We usually give restaurants at least two to three months before we review them. But seeing as this is a chain, meaning the menu is already tried and, one would hope, true, and seeing as the Pizza Factory has been touting its presence, we made an exception. The first disturbing sign came when I saw the sign off Broadway Boulevard near Houghton Road touting the fact that, one, the Pizza Factory was open, and two, that franchise opportunities are available.

This ended up being a theme that carried over throughout my Pizza Factory experiences. The menu advertises the franchising opportunities. So does the pizza box. Even the company's Web site hawks franchises over pizza. And in the restaurant, a dispenser on the wall on the way to the video games offers pamphlets strictly on the franchising possibilities.

The pamphlet is quite informative. It talks about how much an investment in a franchise costs ($69,200 to $261,900, depending on the size of the "unit," aka restaurant) and the 10-step process one must go through before a franchise opens. It also features such rah-rah statements as: "Pizza Factory pizza receives praise from customers for being the best they've tasted! Our signature dough and sauce helps to create pizza that generates repeat business."

OK. Is this true? While the Pizza Factory folks must be doing something right to have a triple-digit number of locations, the taste of the food didn't do anything for me.

I visited the Pizza Factory on a recent Monday night. The place was busy, with most of the patrons watching a preseason NFL game on a TV in the corner. A few kids played the video games, with several folks dining in the outside eating area (which is really nice except that there is no view of anything but the backside of a shopping center).

I ordered a 12-inch medium Factory Special pizza ($14.95; prices range from $5.95 for an 8-inch mini to $20.95 for a 20-inch X-Large). It comes with cheese, pepperoni, ham, mushrooms, onions, bacon and bell peppers, with anchovies available on request. I got mine sans bell peppers and anchovies, but with extra sauce. The people working there were quite polite, and one young man stood there tossing pizza dough--something that's a Pizza Factory signature (motto: "We Toss 'em, They're awesome"). I was told my pie would be ready in 20-25 minutes. Sure enough, it was; I got it and took it home.

The pizza smelled amazing in the car, boosting my hopes. It also looked great, with an appropriate number of fresh-looking toppings. The crust was a nice golden brown, and I could tell they added extra sauce as requested. But how was that make-our-break sauce, much touted in the franchising pamphlet?

Bland.
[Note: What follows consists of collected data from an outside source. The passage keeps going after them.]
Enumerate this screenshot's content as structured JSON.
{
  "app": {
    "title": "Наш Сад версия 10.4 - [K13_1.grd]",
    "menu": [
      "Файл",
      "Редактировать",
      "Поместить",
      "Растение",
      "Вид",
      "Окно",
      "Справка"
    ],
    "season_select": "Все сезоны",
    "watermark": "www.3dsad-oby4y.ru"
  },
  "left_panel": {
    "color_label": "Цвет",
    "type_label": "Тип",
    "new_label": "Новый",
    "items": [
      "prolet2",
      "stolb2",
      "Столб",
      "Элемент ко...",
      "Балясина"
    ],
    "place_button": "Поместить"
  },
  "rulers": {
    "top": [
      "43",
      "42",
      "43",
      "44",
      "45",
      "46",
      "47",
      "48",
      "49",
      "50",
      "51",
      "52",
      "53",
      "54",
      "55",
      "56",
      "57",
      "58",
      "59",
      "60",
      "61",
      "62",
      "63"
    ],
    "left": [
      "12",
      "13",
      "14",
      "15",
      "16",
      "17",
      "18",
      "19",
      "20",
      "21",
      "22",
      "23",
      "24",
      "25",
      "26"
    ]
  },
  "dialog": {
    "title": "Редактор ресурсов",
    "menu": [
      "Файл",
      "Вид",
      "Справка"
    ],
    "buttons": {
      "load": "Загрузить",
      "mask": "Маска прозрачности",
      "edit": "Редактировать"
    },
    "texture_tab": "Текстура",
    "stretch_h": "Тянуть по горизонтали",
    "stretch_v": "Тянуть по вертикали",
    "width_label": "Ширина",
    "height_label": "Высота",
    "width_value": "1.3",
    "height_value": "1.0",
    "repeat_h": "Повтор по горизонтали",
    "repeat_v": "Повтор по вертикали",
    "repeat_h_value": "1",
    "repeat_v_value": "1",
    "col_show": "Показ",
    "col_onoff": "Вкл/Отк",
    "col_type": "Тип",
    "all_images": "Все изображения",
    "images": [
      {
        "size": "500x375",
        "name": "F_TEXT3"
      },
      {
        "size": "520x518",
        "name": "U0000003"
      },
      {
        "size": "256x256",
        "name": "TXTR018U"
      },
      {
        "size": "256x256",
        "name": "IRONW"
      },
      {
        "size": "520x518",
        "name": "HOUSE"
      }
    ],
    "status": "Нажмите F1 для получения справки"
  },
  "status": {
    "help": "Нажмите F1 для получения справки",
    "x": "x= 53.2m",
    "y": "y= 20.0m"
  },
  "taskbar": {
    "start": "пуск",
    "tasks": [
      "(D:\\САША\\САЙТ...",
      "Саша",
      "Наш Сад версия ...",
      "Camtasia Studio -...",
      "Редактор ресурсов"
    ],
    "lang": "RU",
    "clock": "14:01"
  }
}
Very bland.

I made a point of tasting the sauce from several different parts of the pizza to make sure I wasn't missing something. In every spot, the sauce tasted like tomato sauce with very little doctoring. It had no bite. I could taste almost no spices whatsoever--I could get a hint of oregano, maybe, if I used my imagination. And as a result, the pizza was blah--better than some chains, worse than more and nowhere near the best pizza I have ever tasted. It isn't even the best pizza at that intersection.

I returned a couple days later to try some other Pizza Factory menu offerings; a salad bar (one trip for $2.95 or $4.25, depending on the size of the bowl), soup, several pastas, sandwiches and calzones are on the menu along with beverages including beer and wine, and Otis Spunkmeyer cookies for dessert. They also offer lunch specials including pizza by the slice (pepperoni or cheese with a 20-ounce soda for $2.50).
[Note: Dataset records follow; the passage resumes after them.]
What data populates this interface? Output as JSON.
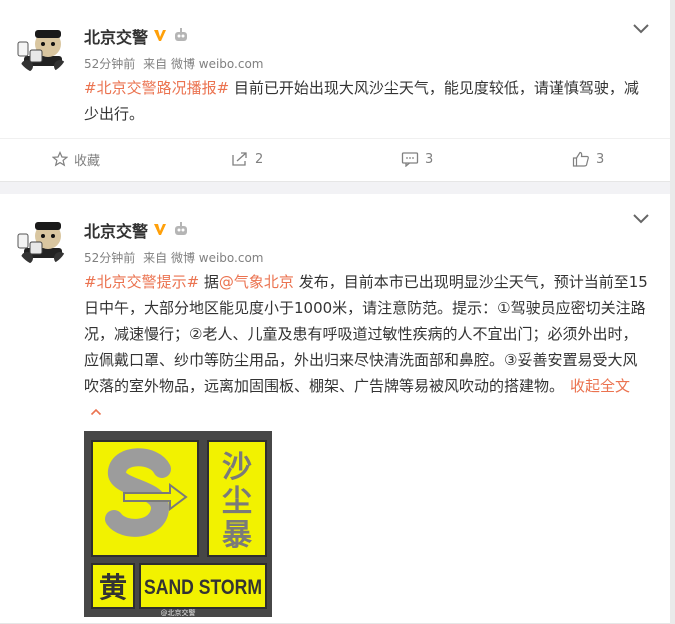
{
  "posts": [
    {
      "username": "北京交警",
      "time": "52分钟前",
      "from_label": "来自",
      "source": "微博 weibo.com",
      "hashtag": "#北京交警路况播报#",
      "body": " 目前已开始出现大风沙尘天气，能见度较低，请谨慎驾驶，减少出行。",
      "actions": {
        "favorite": "收藏",
        "repost": "2",
        "comment": "3",
        "like": "3"
      }
    },
    {
      "username": "北京交警",
      "time": "52分钟前",
      "from_label": "来自",
      "source": "微博 weibo.com",
      "hashtag": "#北京交警提示#",
      "pre_mention": " 据",
      "mention": "@气象北京",
      "body": " 发布，目前本市已出现明显沙尘天气，预计当前至15日中午，大部分地区能见度小于1000米，请注意防范。提示：①驾驶员应密切关注路况，减速慢行；②老人、儿童及患有呼吸道过敏性疾病的人不宜出门；必须外出时，应佩戴口罩、纱巾等防尘用品，外出归来尽快清洗面部和鼻腔。③妥善安置易受大风吹落的室外物品，远离加固围板、棚架、广告牌等易被风吹动的搭建物。",
      "fold_label": "收起全文",
      "image": {
        "title_chars": [
          "沙",
          "尘",
          "暴"
        ],
        "level_char": "黄",
        "label": "SAND STORM",
        "watermark": "@北京交警"
      }
    }
  ],
  "colors": {
    "accent": "#eb7350",
    "verify": "#ffa00a",
    "warning_yellow": "#f2f200"
  }
}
I ordered a "freshly baked lasagna with meat sauce" ($6.95) and an order of chicken wings, half hot and spicy and half honey barbecue ($5.95 for 10). Like the pizza, the lasagna featured what seemed to be high-quality ingredients, but one of the ingredients wasn't taste. The sauce--the same in the pizza, perhaps?--was almost tasteless, as was the accompanying chunky ground beef.

The wings were by far the tastiest of all the foods from the Pizza Factory I tasted, but they were still nowhere near overflowing with flavor. The taste of honey dominated the honey barbecue wings, and while the hot and spicy wings had a noticeable peppery flavor, they were nowhere near spicy hot.

Both meals left my taste buds unsatisfied. I can't recommend the Pizza Factory despite its polite employees and its seemingly fresh ingredients. But I can recommend a typically mediocre pizza joint franchising opportunity, that is if you're in the market for such a thing.